Trade ministers cautiously agreed Saturday to resume world trade negotiations that have been stalled for months. Reporting for VOA from Paris, Lisa Bryant has more on an issue that dominated the last day of the annual World Economic Forum meeting in Davos, Switzerland.
Ministers from some 30 countries offered few details about how they plan to unblock the so-called Doha Round of world trade talks, which have been frozen since last summer.
But a short statement issued by the Swiss Economics Ministry, which organized the informal ministerial meeting Saturday, said the group wanted a quick resumption of 'full-scale activity' in the trade talks.

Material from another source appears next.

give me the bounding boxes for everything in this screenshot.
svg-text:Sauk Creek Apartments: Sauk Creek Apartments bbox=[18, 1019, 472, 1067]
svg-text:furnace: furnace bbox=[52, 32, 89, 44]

The meeting took place on the sidelines of the World Economic Forum, an annual meeting gathering some of the globe's most powerful politicians and business leaders at the Swiss resort of Davos. During a special panel on the stalled talks, World Trade Organization (WTO) chief Pascal Lamy sounded cautiously optimistic.
"I remain of the view that it is doable," he said. "What we got this morning is the message that the momentum was there, that we are switching, or that we have to be prepared to switch from this flying mode above the landing zone, which we have been doing for some time, to the sort of switching to the approach mode."
Even if political will to resume trade negotiations is there, and many leaders say it is, major sticking points remain. Key among them are disagreements between the EU, the U.S. and developing nations over slashing agricultural tariffs, which developing nations say put their farmers at a disadvantage and protect farmers in wealthier nations.
Elections in France later this year may also break the momentum to strike a deal. Meanwhile, special congressional 'fast-track' authority in the U.S. to approve a trade deal expires at the end of June.
Still, a number of leaders remain optimistic, including British Prime Minister Tony Blair. Speaking at Davos Friday, Blair said a new trade deal could particularly benefit developing countries.
"There is really no substantive reason why we can't get a deal done, that this would be enormous in development terms," said Mr. Blair. "An aid-for trade package would be enormously beneficial for countries in Africa, and, actually, for the rest of the world."
Lamy of the WTO has not said when he will officially announce the official restarting of trade negotiations. But, he acknowledged, the window of opportunity is a narrow one.